Created attachment 40632 [details] Tweak to adjust_setup_cost (r220473). Second patch associated with previous comment.
> This really throws off the costing of substituting different IVs on > MIPS. I forgot to mention that for MIPS the net of effect r216501 is to not produce indexed memory OPs in simple examples where we should. But we also will produce problematic indexed memory OPs in situations where address generation costing is a bit complicated (the original issue associated with this bug report). Applying the the two patches I just attached fixes the problem of generating indexed memory OPs in simple examples, and also will cause IVOPTS to select IVs that are similar to those that were made in the past that avoids the problem executing indexed memory OPs in O32 binaries on 64-bit MIPS processors running current Linux kernels. There is still the issue of recognizing that rewriting a "use" to use a different IV can expose a problem with indexed memory OPs on 64-bit MIPS processors, where an infinite cost should be associated in that situation, that still needs to be addressed (thus the need for the flag to turn off the generation of indexed memory OPs until this issue is addressed).

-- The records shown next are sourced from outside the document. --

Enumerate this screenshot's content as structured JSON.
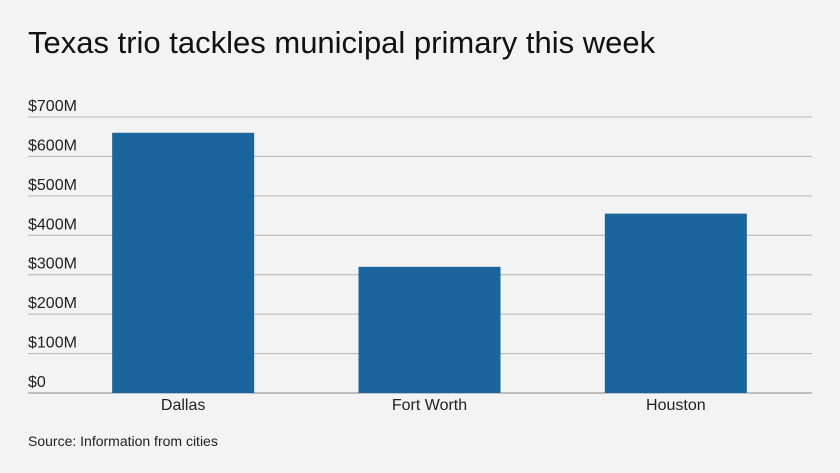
{
  "chart_data": {
    "type": "bar",
    "title": "Texas trio tackles municipal primary this week",
    "categories": [
      "Dallas",
      "Fort Worth",
      "Houston"
    ],
    "values": [
      660,
      320,
      455
    ],
    "color": "#1b659e",
    "ylim": [
      0,
      700
    ],
    "yticks": [
      {
        "value": 0,
        "label": "$0"
      },
      {
        "value": 100,
        "label": "$100M"
      },
      {
        "value": 200,
        "label": "$200M"
      },
      {
        "value": 300,
        "label": "$300M"
      },
      {
        "value": 400,
        "label": "$400M"
      },
      {
        "value": 500,
        "label": "$500M"
      },
      {
        "value": 600,
        "label": "$600M"
      },
      {
        "value": 700,
        "label": "$700M"
      }
    ],
    "grid": true,
    "source": "Source: Information from cities"
  }
}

CC author and reviewers of r216501.
I agree with the comments that this (if at all) needs to be fixed at RTL expansion time where we already do quite some "hacks" for sizetype in POINTER_PLUS_EXPR context: case POINTER_PLUS_EXPR: /* Even though the sizetype mode and the pointer's mode can be different expand is able to handle this correctly and get the correct result out of the PLUS_EXPR code. */ /* Make sure to sign-extend the sizetype offset in a POINTER_PLUS_EXPR if sizetype precision is smaller than pointer precision. */ if (TYPE_PRECISION (sizetype) < TYPE_PRECISION (type)) treeop1 = fold_convert_loc (loc, type, fold_convert_loc (loc, ssizetype, treeop1)); /* If sizetype precision is larger than pointer precision, truncate the offset to have matching modes. */ but I don't see from the comments in this bug what the actual stmt is the critical one.
I'll collect more tracing data on the costing problem. Hopefully I post an update in the next few days.
Moving target to GCC 8.0 albeit that it may not be solvable. Mitigated in GCC 7.